The above information after discussion will be drafted and should be appended to https://github.com/opensearch-project/OpenSearch/blob/main/MAINTAINERS.md

dblock commented 6 months ago

I like the idea of adding some words into https://github.com/opensearch-project/.github/blob/main/RESPONSIBILITIES.md about mentoring maintainers. However, I don't think we need any formal program, what stops you from doing what you propose today ad-hoc?

sandeshkr419 commented 6 months ago

Hi @dblock - The main blocker I see is absence of a feedback mechanism on my contributions on others contributions - not counting my own code contributions because they are anyway reviewed. So an active and dedicated feedback mechanism can help an active code contributor step up as maintainer. This in no way stopping someone from following their own path to be qualify as a maintainer.

Also, one more point which came out on 3/20 Search meetup (with @andrross, @reta) was that this might subdue the diversity that different maintainers bring with them as having a structure to qualify as a maintainer might narrow down the way people showcase their skills. I'd loop in @msfroh for his views as well as this idea was primarily a casual lunch chat on how other contributors can be coached for better reviews, so as to existing maintainers can prioritize their bandwidth better given the lack of expertise in core areas which creates a huge dependency on some maintainers more.

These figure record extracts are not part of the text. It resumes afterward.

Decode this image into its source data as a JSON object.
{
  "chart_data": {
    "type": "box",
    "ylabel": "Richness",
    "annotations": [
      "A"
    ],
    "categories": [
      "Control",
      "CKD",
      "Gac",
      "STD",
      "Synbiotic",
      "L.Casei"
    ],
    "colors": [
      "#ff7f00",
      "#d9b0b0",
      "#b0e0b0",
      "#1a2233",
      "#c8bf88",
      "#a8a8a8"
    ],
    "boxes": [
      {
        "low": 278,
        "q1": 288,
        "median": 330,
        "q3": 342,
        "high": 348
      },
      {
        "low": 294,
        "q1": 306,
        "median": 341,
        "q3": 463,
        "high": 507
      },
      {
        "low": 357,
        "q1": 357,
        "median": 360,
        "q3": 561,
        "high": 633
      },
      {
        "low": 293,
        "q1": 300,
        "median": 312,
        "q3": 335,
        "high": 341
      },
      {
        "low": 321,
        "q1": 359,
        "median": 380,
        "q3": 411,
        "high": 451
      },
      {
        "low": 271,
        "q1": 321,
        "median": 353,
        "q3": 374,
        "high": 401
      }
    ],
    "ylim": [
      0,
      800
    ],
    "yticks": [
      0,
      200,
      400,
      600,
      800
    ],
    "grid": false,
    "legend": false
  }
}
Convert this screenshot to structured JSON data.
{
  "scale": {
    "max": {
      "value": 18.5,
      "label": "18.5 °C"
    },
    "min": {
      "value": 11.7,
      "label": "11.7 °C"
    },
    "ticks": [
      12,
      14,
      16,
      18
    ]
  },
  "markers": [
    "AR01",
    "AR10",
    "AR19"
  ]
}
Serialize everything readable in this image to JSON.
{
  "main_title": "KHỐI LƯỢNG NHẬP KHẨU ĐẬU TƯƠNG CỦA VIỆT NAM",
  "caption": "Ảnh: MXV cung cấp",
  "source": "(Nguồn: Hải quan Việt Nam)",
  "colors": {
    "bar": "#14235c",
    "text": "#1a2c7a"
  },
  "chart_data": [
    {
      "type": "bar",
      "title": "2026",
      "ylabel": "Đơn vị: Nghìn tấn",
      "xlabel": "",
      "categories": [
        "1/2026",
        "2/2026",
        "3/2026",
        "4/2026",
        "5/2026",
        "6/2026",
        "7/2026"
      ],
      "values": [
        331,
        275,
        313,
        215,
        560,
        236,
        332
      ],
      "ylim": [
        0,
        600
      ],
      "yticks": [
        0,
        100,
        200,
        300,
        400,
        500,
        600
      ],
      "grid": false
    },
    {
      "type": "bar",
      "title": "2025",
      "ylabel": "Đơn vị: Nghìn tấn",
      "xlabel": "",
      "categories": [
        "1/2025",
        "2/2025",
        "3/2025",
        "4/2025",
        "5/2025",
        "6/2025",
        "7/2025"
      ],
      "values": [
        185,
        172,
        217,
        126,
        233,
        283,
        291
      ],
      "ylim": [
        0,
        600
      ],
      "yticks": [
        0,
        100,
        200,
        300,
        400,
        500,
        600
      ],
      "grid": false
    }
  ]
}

I do however agree that the process in no way should discourage the individuals to showcase their skills in their own way.

dblock commented 6 months ago

@sandeshkr419

I'd start small. I think it would be good to have a project-wide call to training/mentoring maintainers before we introduce any formal process How do you feel about adding a new section to https://github.com/opensearch-project/.github/blob/main/RESPONSIBILITIES.md called "Training Other Maintainers" (an additional responsibility)? I'd merge a change that describes in short the spirit of what you said above minus the whole process.

peternied commented 6 months ago

@sandeshkr419 I like the bias for action a focused pull request in the .github project would be a good way to kick off discussion and iterate towards agreement.

For your broader thoughts, maybe you could write up what you believe a contributor -> maintainer workflow looks like a post it on a personal blog? For me, I know my process for considering a nominating includes many subjective elements - that vary by repository that would be hard to capture well in project-wide guidance.

sandeshkr419 commented 5 months ago

Hi @dblock @peternied

Thanks for the inputs. I discussed the same in one of our previous Search meetup and the discussions were coherent with your views. Coming up with an additional maintainer responsibility (in .github project) seems like the accurate small step in this direction.

Let me draft up a small wording for review.

dblock commented 5 months ago

@sandeshkr419 I'm moving this to .github

dbwiddis commented 2 months ago

A bit slow to respond to this, but I want to both appreciate the intent (yay, let's bring more people onboard) and hesitate to formalize a process that creates a barrier.

I'm all for documenting "hey, here's 'in general' what we look for in maintainers" and trying to create some sort of mentorship program with some guidelines. Happy to discuss with @sandeshkr419 how to move this forward, we really do need to make an intentional effort here.